Ce qui est sûr, c’est que les golden showers n’auront jamais été aussi tendance. On dit même que les Russes détiendraient une sextape montrant Donald Trump s’adonnant aux joies de l’urophilie dans un palace moscovite…
S’il est de bon ton de décrier sa politique dans la presse et les dîners en ville, il est important de se rappeler que Trump n’est pas là par hasard. Les États-Unis sont encore une démocratie, aux dernières nouvelles, et s’il est au pouvoir, c’est parce qu’il a remporté la majorité des suffrages. C’est ce basculement profond de l’électorat américain qui m’inquiète le plus. Je n’ai jamais été militant ou activiste – sans doute parce que je ne me suis jamais senti véritablement en colère –, pourtant je ressens parfois le besoin de bousculer les conservateurs et autres bienpensants pour rééquilibrer un peu les choses. Mon travail, s’il peut en choquer certains, a pour seul but de contrebalancer les excès d’une société de plus en plus divisée par des jugements moraux ou des préceptes religieux.

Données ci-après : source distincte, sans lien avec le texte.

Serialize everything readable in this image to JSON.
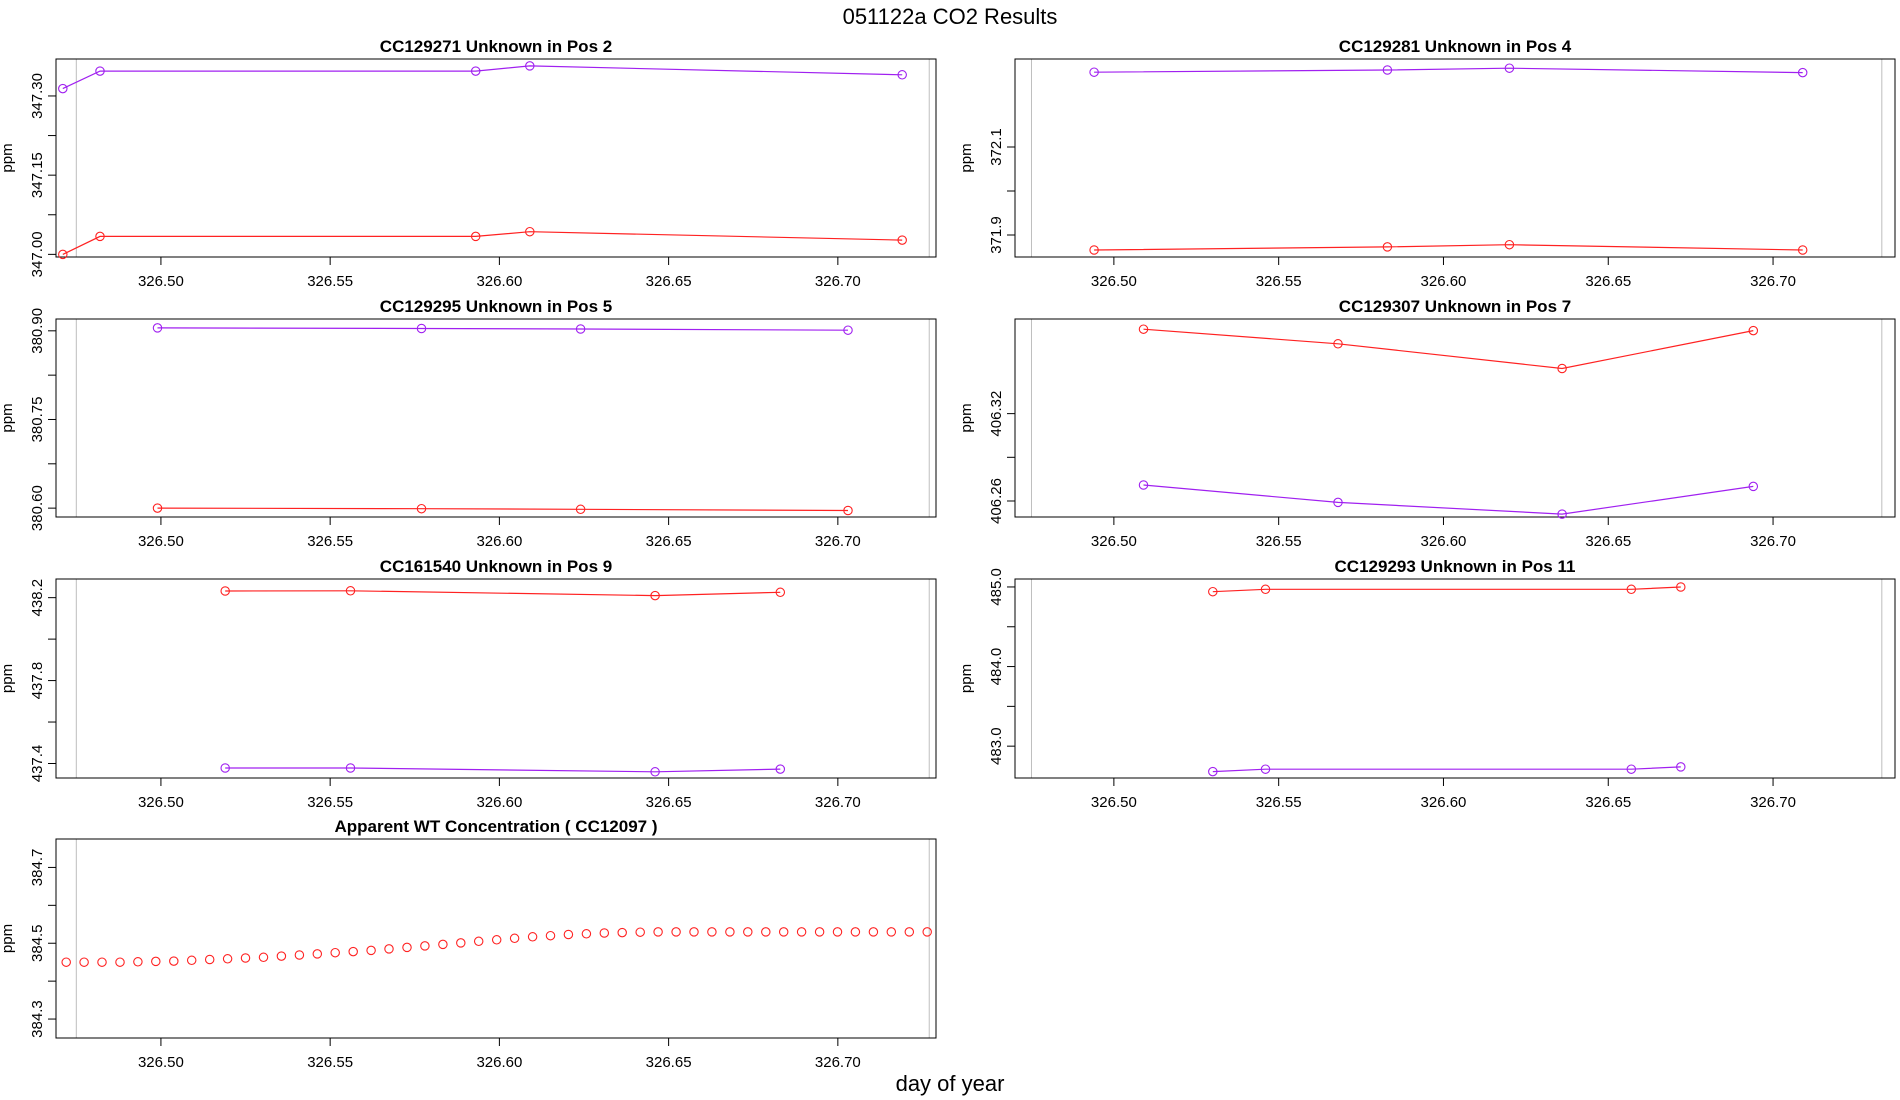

Notre secrétaire de rédaction s’arrachait les cheveux en corrigeant le sujet sur Spike Fuck : elle n’arrivait pas à savoir s’il fallait le féminiser ou pas. D’ailleurs, pouvez-vous nous éclairer sur les usages transgenres ? Dans quel cas convient-t-il d’employer le “lui”, et dans quel cas le “elle” ?

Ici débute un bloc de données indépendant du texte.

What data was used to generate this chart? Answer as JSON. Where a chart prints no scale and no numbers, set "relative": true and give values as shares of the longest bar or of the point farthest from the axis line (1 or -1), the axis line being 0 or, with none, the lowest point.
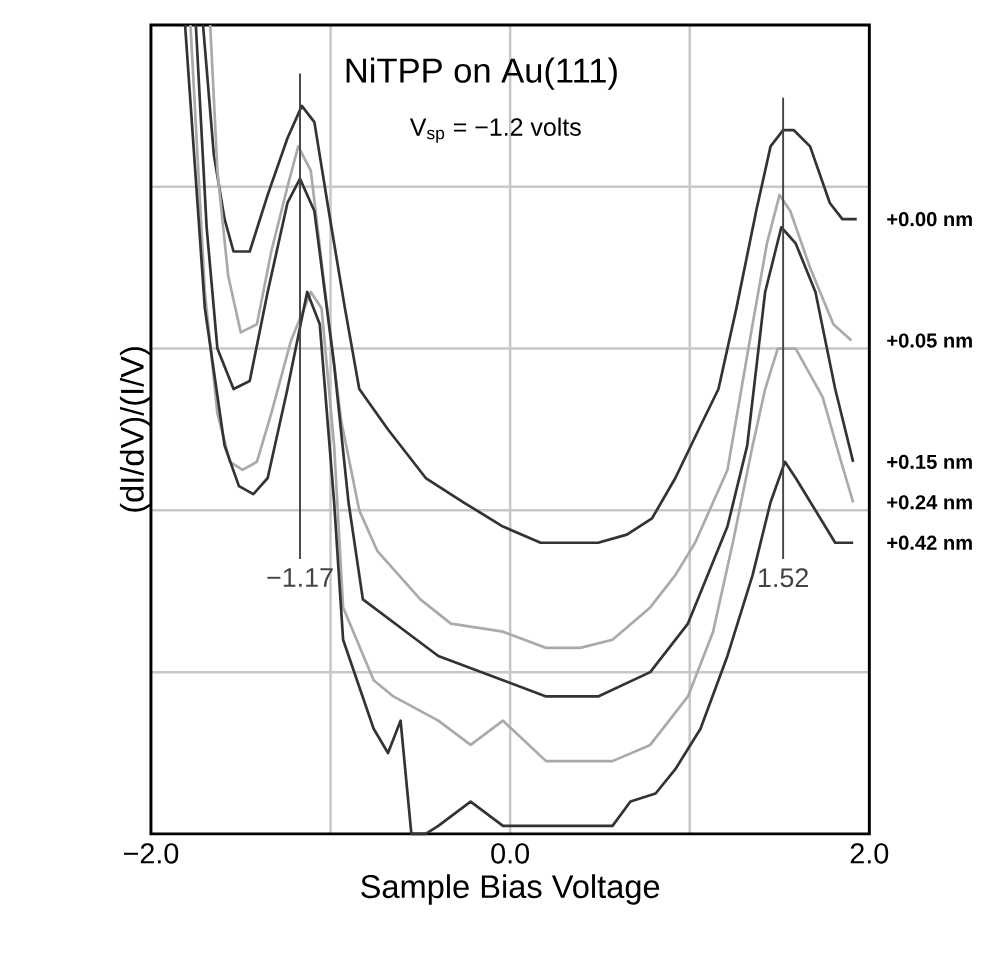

Je ne me suis jamais posé la question. Je me dis toujours : “J’adore cette personne, donc si je me plante, il ne faut pas qu’elle m’en veuille parce que je ne suis pas censé savoir et je fais de mon mieux.” Se tromper de pronom, ce n’est pas non plus un drame. De toute façon, j’appelle tout le monde “elle” – garçons y compris –, donc la question ne se pose pas.
“Mon travail, s’il peut en choquer certains, a pour seul but de contrebalancer les excès d’une société de plus en plus divisée par des jugements moraux ou des préceptes religieux.”
Dans quelle mesure la musique vous inspire-t-elle pour votre travail ?
Elle figure tout en haut de ma liste d’inspirations, au même titre que le sexe et la drogue, autant de bonnes choses dont on aurait tort de se priver.
Quelle est votre playlist lorsque vous faites de la musclette à la gym ?
Quand je fais du sport ou que je prends le métro, j’ai les écouteurs vissés aux oreilles et je choisis des morceaux aussi violents et bruyants que possible. Je ne parle pas de heavy metal, plutôt des mixes de voguing, qui constitue le punk rock de notre époque. C’est un son très dur, très agressif, limite hostile, mais dont la violence endiablée, enjouée, me semble très actuelle et géniale. Les paroles sont toujours gratinées : le plus souvent, il s’agit d’une succession de “chatte, chatte, chatte, fion, fion, fion, bite, bite, bite”… On peut savoir pourquoi vous gloussez comme une dinde depuis tout à l’heure ? Vous avez fumé ?
Non. Si jamais – Dieu vous en préserve – vous êtiez renversé par un bus en sortant de chez vous, en quelle diva souhaiteriez-vous être réincarné : Mariah Carey, Céline Dion ou Beyoncé ? Beyoncé. Elle est fantastique, j’adore son body language. Je n’irais pas jusqu’à acheter un album, mais Michèle et moi sommes quand même allés la voir en concert à Paris. J’admire son audace.
Y a-t-il un titre qui vous fait fondre en larmes à chaque écoute ? Un peu comme moi avec Firework de Katy Perry.
Oui, Nessun Dorma, l’aria pour ténor du Turandot de Puccini.